Mustafa, Ketua Umum LSM Percepatan Pembangunan Aceh (PPA) yang mendukung aspirasi warga juga menolak pihak ketiga dan PT KAI menggusur rumah yang sudah puluhan tahun menempati lahan rel kereta api dekat perbatasan Aceh Timur dengan Aceh Utara tersebut.
"Sikap kami menolak pembongkaran rumah warga karena tidak sesuai standar operasional prosedur (SOP). Seharusnya, pihak PT KAI, memberitahukan terlebih dulu kepada masyarakat sebelum pembongkaran karena mereka sudah menempati lahan ini sekitar tahun 80 an, karena itu kita sangat menyayangkan sikap dari PT KAI," ungkap Mustafa.
Sementara itu, Iswandi Camat Madat, mengakui Selasa tadi pihaknya sudah rapat sosialisasi dengan pihak PT KAI, dan pihak pengembang terkait rencana pemindahan warga yang menempati lahan di atas rel kereta api di Desa Tanjung Minjei.
Dalam hal ini, ungkap Iswandi, sikap Muspika Madat, hanya memfasilitasi antara masyarakat dengan PT Kereta Api (KAI).
Menurut Iswandi, di belakang ruko yang dibangun warga di atas rel kereta api itu ada lahan yang sudah dibebaskan oleh masyarakat dan diberikan kuasa kepada pihak ketiga untuk pembangunan pasar modern.
Tetapi proses pembangunan pasar oleh pihak ketiga terhambat, karena ada beberapa ruko di atas rel kereta api tersebut.

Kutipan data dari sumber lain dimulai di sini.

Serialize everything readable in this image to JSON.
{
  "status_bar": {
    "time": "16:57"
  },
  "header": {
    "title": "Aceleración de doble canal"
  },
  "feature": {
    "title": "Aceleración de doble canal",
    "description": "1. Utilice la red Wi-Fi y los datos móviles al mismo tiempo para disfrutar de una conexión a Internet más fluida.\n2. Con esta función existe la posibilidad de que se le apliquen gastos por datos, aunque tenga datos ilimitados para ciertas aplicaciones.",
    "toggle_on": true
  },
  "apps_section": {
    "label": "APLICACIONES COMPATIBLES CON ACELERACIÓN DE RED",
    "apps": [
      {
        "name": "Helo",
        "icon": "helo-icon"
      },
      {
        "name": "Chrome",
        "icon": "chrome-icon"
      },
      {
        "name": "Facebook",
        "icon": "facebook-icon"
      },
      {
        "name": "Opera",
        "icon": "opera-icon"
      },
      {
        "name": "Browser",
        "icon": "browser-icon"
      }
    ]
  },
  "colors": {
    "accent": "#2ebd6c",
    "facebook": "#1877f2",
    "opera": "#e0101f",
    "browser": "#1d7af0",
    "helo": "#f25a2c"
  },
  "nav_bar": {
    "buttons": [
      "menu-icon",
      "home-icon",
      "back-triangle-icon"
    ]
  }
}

"Karena itu, pihak pengembang minta kepada PT KAI, untuk mengontrak lahan tersebut yang akan dijadikan jalan masuk ke pasar yang akan dibangun nantinya," cetusnya.
Karena akan dikontrak oleh pihak ketiga, maka PT KAI selaku pemilik lahan mensosialisasikan kepada masyarakat untuk proses pemindahan warga yang berdomisili di atas rel kereta api tersebut.
Sedangkan dari puluhan warga yang membangun ruko di atas rel kereta api itu, selama ini hanya beberapa orang yang memiliki kontrak dengan PT KAI.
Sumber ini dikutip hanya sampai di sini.